The constable listened impatiently and said that I had passed the breathalyzer so I could stop boring him with my claim that I had started RIDE. The next day, a police commission member phoned to say that the breathalyzer must have been defective.
In the early days of RIDE, two other couples rented a limousine with Mary and me so that we didn't have to worry about driving home from a Herbie fundraiser. On the way, we were pulled over at a spot check at the edge of Etobicoke and a rather obnoxious constable started yammering about RIDE and breathalyzers. I argued, pointing out that we were passengers in a limousine so we didn't have to worry about breathalizers. When Riki Turofsky, the opera singer, joined in rather theatrically, the cop snapped out lines about it being up to him to determine who blew into what. There were deliberate double entendre elements of "blow jobs" in what he said. So I wrote about it.
This embarrassed the police chief so much that he quietly ordered an investigation. I got a call days later from a senior officer ordered by the chief to report to me that they could find no constable who would admit to being anywhere near Etobicoke that night. I said to drop it and forget about punishment because I was sure that the guilty constable was so worried he would never get mouthy again.
A rare blotch on my annual grand adventures. I look back with smiles about playing Santa and all those Christmas parties and concerts and singing carols in a Baptist choir. Everything used to turn out fine when dusted with the nostalgia of the season.

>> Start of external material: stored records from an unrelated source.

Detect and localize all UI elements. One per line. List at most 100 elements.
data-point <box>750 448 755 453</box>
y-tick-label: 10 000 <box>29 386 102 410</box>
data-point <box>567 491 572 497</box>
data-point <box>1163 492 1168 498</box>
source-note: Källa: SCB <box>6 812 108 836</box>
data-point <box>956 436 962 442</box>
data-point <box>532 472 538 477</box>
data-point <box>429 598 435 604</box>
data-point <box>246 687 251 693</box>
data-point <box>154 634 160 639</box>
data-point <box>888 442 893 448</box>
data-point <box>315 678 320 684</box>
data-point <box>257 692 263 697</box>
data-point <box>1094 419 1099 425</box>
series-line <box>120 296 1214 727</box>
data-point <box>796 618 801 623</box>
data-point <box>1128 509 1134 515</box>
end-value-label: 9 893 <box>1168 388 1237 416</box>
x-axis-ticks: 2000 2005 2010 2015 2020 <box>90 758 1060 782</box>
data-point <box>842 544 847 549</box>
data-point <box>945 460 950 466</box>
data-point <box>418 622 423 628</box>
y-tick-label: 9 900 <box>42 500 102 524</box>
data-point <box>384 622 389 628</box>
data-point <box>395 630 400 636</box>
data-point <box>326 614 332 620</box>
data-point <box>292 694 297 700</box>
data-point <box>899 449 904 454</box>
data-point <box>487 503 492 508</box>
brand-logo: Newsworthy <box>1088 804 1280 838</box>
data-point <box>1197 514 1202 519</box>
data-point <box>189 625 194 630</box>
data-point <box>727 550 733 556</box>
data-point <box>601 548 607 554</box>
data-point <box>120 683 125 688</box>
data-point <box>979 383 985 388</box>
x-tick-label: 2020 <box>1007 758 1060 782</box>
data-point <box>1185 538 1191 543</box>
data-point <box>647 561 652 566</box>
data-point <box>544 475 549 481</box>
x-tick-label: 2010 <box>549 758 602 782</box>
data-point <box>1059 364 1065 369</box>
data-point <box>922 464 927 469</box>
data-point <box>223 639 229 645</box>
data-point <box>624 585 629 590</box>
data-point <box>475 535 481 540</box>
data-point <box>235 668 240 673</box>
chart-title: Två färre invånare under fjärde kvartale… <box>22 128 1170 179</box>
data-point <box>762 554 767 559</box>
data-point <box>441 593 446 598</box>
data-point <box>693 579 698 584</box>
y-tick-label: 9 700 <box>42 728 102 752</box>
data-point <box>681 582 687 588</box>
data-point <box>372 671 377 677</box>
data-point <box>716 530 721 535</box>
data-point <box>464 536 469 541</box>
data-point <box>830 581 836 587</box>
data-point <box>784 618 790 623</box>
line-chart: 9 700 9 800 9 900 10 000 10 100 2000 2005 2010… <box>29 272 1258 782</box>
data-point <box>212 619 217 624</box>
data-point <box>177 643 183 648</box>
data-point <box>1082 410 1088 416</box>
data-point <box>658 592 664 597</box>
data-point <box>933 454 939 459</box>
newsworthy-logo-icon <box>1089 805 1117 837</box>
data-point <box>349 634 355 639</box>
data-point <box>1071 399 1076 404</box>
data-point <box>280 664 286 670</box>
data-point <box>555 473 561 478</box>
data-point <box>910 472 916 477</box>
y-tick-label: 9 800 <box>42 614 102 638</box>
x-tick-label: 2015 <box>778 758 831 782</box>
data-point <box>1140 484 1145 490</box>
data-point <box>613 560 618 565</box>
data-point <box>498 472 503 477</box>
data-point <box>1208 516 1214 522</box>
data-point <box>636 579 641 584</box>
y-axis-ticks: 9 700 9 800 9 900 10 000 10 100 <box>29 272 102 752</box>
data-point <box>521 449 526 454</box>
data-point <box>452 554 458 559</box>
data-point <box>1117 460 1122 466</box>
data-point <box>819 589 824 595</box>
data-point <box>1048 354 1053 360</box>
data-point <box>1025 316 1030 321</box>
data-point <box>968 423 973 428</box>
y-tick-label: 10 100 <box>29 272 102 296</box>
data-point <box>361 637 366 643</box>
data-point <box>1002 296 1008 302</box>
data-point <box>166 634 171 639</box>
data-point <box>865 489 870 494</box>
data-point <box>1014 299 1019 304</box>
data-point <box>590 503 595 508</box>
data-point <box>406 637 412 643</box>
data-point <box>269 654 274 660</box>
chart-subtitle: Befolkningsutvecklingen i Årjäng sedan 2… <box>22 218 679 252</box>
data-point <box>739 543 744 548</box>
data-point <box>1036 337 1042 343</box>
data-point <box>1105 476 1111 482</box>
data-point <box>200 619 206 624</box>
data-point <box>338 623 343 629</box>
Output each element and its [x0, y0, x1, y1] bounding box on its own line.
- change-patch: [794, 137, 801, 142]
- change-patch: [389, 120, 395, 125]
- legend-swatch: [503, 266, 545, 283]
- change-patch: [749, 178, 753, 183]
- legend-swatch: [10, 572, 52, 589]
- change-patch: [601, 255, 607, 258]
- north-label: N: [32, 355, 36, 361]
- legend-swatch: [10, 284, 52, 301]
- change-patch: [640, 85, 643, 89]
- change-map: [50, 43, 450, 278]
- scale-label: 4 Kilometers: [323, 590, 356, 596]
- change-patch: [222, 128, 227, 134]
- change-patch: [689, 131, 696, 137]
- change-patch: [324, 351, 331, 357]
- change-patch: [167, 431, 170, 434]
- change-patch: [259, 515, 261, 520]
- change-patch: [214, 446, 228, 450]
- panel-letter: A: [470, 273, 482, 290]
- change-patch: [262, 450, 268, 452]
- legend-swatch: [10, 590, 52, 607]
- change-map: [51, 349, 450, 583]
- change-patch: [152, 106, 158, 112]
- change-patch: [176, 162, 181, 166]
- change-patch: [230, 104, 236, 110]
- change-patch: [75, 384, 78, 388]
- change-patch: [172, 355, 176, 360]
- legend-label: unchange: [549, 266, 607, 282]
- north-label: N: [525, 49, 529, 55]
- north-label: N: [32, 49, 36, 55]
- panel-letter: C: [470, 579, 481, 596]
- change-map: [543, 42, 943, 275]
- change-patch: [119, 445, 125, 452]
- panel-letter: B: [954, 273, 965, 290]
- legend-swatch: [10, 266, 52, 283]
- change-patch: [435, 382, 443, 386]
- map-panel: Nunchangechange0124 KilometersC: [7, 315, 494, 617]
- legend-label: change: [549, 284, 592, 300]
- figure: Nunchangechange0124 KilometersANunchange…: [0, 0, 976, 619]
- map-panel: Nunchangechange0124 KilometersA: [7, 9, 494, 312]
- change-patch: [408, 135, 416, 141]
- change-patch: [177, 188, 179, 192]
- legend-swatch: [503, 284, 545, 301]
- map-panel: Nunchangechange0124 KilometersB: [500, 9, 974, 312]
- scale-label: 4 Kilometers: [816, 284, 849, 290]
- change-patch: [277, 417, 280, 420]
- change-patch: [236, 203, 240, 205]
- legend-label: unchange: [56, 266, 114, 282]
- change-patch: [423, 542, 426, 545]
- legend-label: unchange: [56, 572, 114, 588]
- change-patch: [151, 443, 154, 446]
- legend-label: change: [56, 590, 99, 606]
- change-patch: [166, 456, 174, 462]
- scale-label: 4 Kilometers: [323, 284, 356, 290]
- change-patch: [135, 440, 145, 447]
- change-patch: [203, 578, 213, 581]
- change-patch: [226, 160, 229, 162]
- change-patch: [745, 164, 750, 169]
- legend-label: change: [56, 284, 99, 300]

I remember thinking I had to indoctrinate the boat people in these joys after I was the official sponsor on behalf of federal immigration and Sun readers for the 43 Vietnamese we brought here in 1979. But their school and a church beat me to it. Before I even got talking about the season they had been given a Christmas tree for the humble living room I rented for them.
None of the refugees were Christian and they didn't known English and they depended on me for food and aid but it didn't really matter because the city was nicer than war and even the commercials talked about peace on earth good will to all.
Then the city inspector said I had stuffed too many people into one house. So I phoned the mayor and yelled at him but nothing happened. Publisher Doug Creighton came to my rescue and said there was enough money from readers for me to rent other houses. Largest gift I ever gave as Santa and I wasn't even wearing the suit.